Most vets do pro bono work. You love animals and don't want to see them suffer. It is a very labour-intensive profession – one that includes lots of hands-on input.
Me and my travels
I went to Australia in 1986, and travelled around on a motorbike. I worked as a vet in some places and worked in clubs in others.
I would stay in each place for a few weeks then move on. I worked in Sydney, Adelaide and Port Lincoln, and then for a year as a vet in New Zealand. I transported racehorses to Hong Kong and then went to China in 1988.
Me and Chinese medicine
I landed in Shanghai, met a few vets and expressed interest in working at the Panda Reserve. The Chinese scientists were doing pioneering research on panda breeding, and coming up with solutions to help the species that was critically endangered.

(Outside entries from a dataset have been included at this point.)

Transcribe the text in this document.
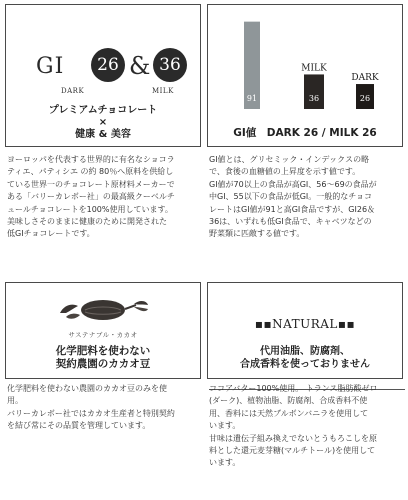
GI	26 & 36
DARK	MILK
プレミアムチョコレート
×
健康 & 美容
91	36
MILK
26
DARK
GI値　DARK 26 / MILK 26
ヨーロッパを代表する世界的に有名なショコラ
ティエ、パティシエ の約 80％へ原料を供給し
ている世界一のチョコレート原材料メーカーで
ある「バリーカレボー社」の最高級クーベルチ
ュールチョコレートを100%使用しています。
美味しさそのままに健康のために開発された
低GIチョコレートです。
GI値とは、グリセミック・インデックスの略
で、食後の血糖値の上昇度を示す値です。
GI値が70以上の食品が高GI、56〜69の食品が
中GI、55以下の食品が低GI。一般的なチョコ
レートはGI値が91と高GI食品ですが、GI26＆
36は、いずれも低GI食品で、キャベツなどの
野菜類に匹敵する値です。
サステナブル・カカオ
化学肥料を使わない
契約農園のカカオ豆
▪▪NATURAL▪▪
代用油脂、防腐剤、
合成香料を使っておりません
化学肥料を使わない農園のカカオ豆のみを使
用。
バリーカレボー社ではカカオ生産者と特別契約
を結び常にその品質を管理しています。
ココアバター100%使用。 トランス脂肪酸ゼロ
(ダーク)、植物油脂、防腐剤、合成香料不使
用、香料には天然ブルボンバニラを使用して
います。
甘味は遺伝子組み換えでないとうもろこしを原
料とした還元麦芽糖(マルチトール)を使用して
います。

There are many endangered species in China and the world over. We are losing species at an amazing rate. It is a result of human activity that could be altered if there is a will.
When I arrived in China, the vets and officials were very welcoming and enthusiastic to get to know this tall, lean, white person. They were also keen to learn and practise English.

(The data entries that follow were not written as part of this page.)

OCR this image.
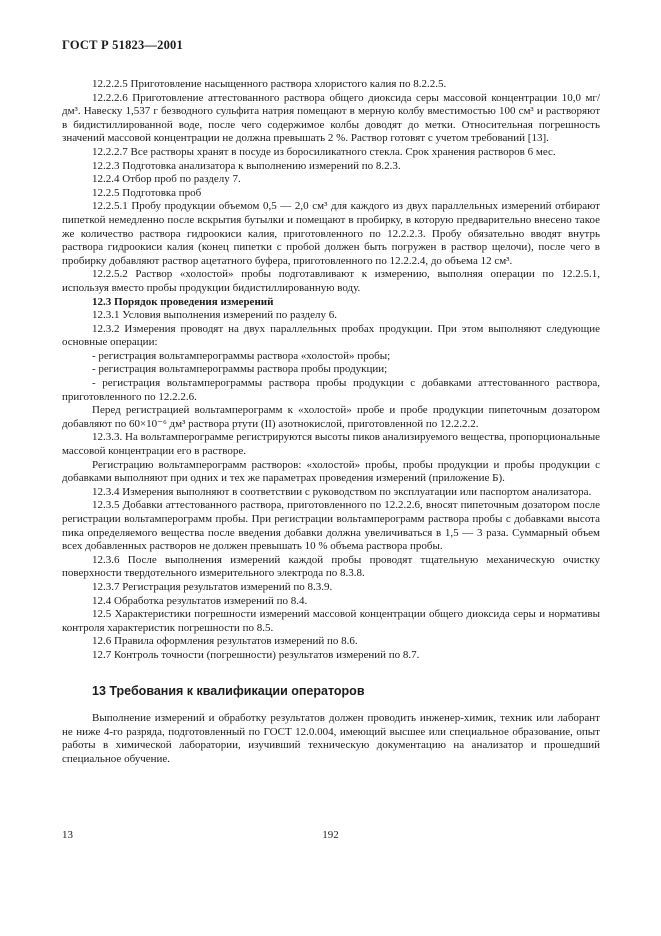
ГОСТ Р 51823—2001

12.2.2.5 Приготовление насыщенного раствора хлористого калия по 8.2.2.5.

12.2.2.6 Приготовление аттестованного раствора общего диоксида серы массовой концентрации 10,0 мг/дм³. Навеску 1,537 г безводного сульфита натрия помещают в мерную колбу вместимостью 100 см³ и растворяют в бидистиллированной воде, после чего содержимое колбы доводят до метки. Относительная погрешность значений массовой концентрации не должна превышать 2 %. Раствор готовят с учетом требований [13].

12.2.2.7 Все растворы хранят в посуде из боросиликатного стекла. Срок хранения растворов 6 мес.

12.2.3 Подготовка анализатора к выполнению измерений по 8.2.3.

12.2.4 Отбор проб по разделу 7.

12.2.5 Подготовка проб

12.2.5.1 Пробу продукции объемом 0,5 — 2,0 см³ для каждого из двух параллельных измерений отбирают пипеткой немедленно после вскрытия бутылки и помещают в пробирку, в которую предварительно внесено такое же количество раствора гидроокиси калия, приготовленного по 12.2.2.3. Пробу обязательно вводят внутрь раствора гидроокиси калия (конец пипетки с пробой должен быть погружен в раствор щелочи), после чего в пробирку добавляют раствор ацетатного буфера, приготовленного по 12.2.2.4, до объема 12 см³.

12.2.5.2 Раствор «холостой» пробы подготавливают к измерению, выполняя операции по 12.2.5.1, используя вместо пробы продукции бидистиллированную воду.

12.3 Порядок проведения измерений

12.3.1 Условия выполнения измерений по разделу 6.

12.3.2 Измерения проводят на двух параллельных пробах продукции. При этом выполняют следующие основные операции:

- регистрация вольтамперограммы раствора «холостой» пробы;

- регистрация вольтамперограммы раствора пробы продукции;

- регистрация вольтамперограммы раствора пробы продукции с добавками аттестованного раствора, приготовленного по 12.2.2.6.

Перед регистрацией вольтамперограмм к «холостой» пробе и пробе продукции пипеточным дозатором добавляют по 60×10⁻⁶ дм³ раствора ртути (II) азотнокислой, приготовленной по 12.2.2.2.

12.3.3. На вольтамперограмме регистрируются высоты пиков анализируемого вещества, пропорциональные массовой концентрации его в растворе.

Регистрацию вольтамперограмм растворов: «холостой» пробы, пробы продукции и пробы продукции с добавками выполняют при одних и тех же параметрах проведения измерений (приложение Б).

12.3.4 Измерения выполняют в соответствии с руководством по эксплуатации или паспортом анализатора.

12.3.5 Добавки аттестованного раствора, приготовленного по 12.2.2.6, вносят пипеточным дозатором после регистрации вольтамперограмм пробы. При регистрации вольтамперограмм раствора пробы с добавками высота пика определяемого вещества после введения добавки должна увеличиваться в 1,5 — 3 раза. Суммарный объем всех добавленных растворов не должен превышать 10 % объема раствора пробы.

12.3.6 После выполнения измерений каждой пробы проводят тщательную механическую очистку поверхности твердотельного измерительного электрода по 8.3.8.

12.3.7 Регистрация результатов измерений по 8.3.9.

12.4 Обработка результатов измерений по 8.4.

12.5 Характеристики погрешности измерений массовой концентрации общего диоксида серы и нормативы контроля характеристик погрешности по 8.5.

12.6 Правила оформления результатов измерений по 8.6.

12.7 Контроль точности (погрешности) результатов измерений по 8.7.

13 Требования к квалификации операторов

Выполнение измерений и обработку результатов должен проводить инженер-химик, техник или лаборант не ниже 4-го разряда, подготовленный по ГОСТ 12.0.004, имеющий высшее или специальное образование, опыт работы в химической лаборатории, изучивший техническую документацию на анализатор и прошедший специальное обучение.

13	192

I visited the vet school there, and learned valuable Chinese therapies. After travelling for three or four years, I decided to take a proper job so went back to England. I was immediately employed in a poorly run practice. It was a temporary position that I finished with relief.

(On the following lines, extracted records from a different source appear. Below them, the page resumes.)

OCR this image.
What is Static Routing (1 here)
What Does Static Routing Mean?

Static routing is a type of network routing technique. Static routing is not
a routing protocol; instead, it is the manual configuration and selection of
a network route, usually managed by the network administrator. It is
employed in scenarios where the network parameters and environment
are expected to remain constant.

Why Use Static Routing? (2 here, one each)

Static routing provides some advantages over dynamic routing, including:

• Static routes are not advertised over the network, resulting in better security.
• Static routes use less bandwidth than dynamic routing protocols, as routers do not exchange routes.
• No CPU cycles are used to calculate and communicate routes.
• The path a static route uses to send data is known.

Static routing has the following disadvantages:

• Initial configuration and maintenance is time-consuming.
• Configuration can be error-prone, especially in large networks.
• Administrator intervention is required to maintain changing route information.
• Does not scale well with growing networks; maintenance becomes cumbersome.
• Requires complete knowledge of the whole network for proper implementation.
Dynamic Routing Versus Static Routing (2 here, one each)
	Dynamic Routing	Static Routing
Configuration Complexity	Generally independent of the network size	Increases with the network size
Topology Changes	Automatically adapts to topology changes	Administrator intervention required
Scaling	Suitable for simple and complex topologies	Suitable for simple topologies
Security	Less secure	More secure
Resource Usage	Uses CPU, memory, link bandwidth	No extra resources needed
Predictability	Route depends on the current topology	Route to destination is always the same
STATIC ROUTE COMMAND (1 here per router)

Me and my responsibility as an educator
Most of the teaching I do is in the consultation room. Often, you will have a couple where one person is happy with pets and the other isn't.
I try to dispel myths, banish fears and consult on the care of the animals. For example, there is the 'toxoplasmosis myth'. People think that if they keep a cat it affects fertility. That is a myth. The fact is that people raised with cats have less chance of developing allergies or illnesses. (Most people get toxoplasmosis from undercooked food.)
To develop a proper immune system, children need exposure to pathogens. Flu, head lice and other nasty diseases are from interaction with other humans, not from other species.
Different species get diseases from themselves. This is the message I try to get across. Many think that dogs are dirty and carry diseases. The fact is that their saliva doesn't carry as many germs as human saliva.
Me and Dubai
Later in 1988, while reading the Veterinary Record, I discovered an interesting opportunity in Dubai. At the time, Dubai had only one veterinary surgeon. I expressed interest in the position and was offered an opportunity to open and run Dubai's second veterinary clinic – Jumeirah Veterinary Clinic.
The core work in Dubai was no different than anywhere else. It involved mainly typical pet work like in Australia and UK.
I love Dubai. It is the place I met my wife Claire. (She was working for Estée Lauder at the time.) And our two children, Kallum, 14, and Conner, 13, were born in Abu Dhabi.
Me and The British Veterinary Centre in Abu Dhabi
I enjoyed running the clinic in Dubai, but in the end, it wasn't my business, and my ultimate goal was to run my own clinic, which resulted in me setting up The British Veterinary Centre in 1991.
We started the clinic unofficially. We had no money. We simply talked to people who had animals, and the clientele here was extremely supportive of the idea.
The response was overwhelming and we outgrew our first office very quickly. That's when we moved to open the clinic in half our villa. That allowed us to build in more services, treat more pets and hire more staff. Now the clinic runs in two villas. We have outgrown this as well, but with the current prices in property it isn't that easy to expand.
What are your thoughts about the trade in exotic species?
There were chimps for sale in a souk once. They shouldn't be there. Chimps are not cuddly pets. They have social needs and a particular diet. To deny them this is detrimental to both the chimp and the owner. Another person bought a baboon once. When large animals grow and they are no longer cute, they are confined to a small cage.
Their lives then take a turn for the worse. They cannot survive in their natural habitat or integrate into a zoo.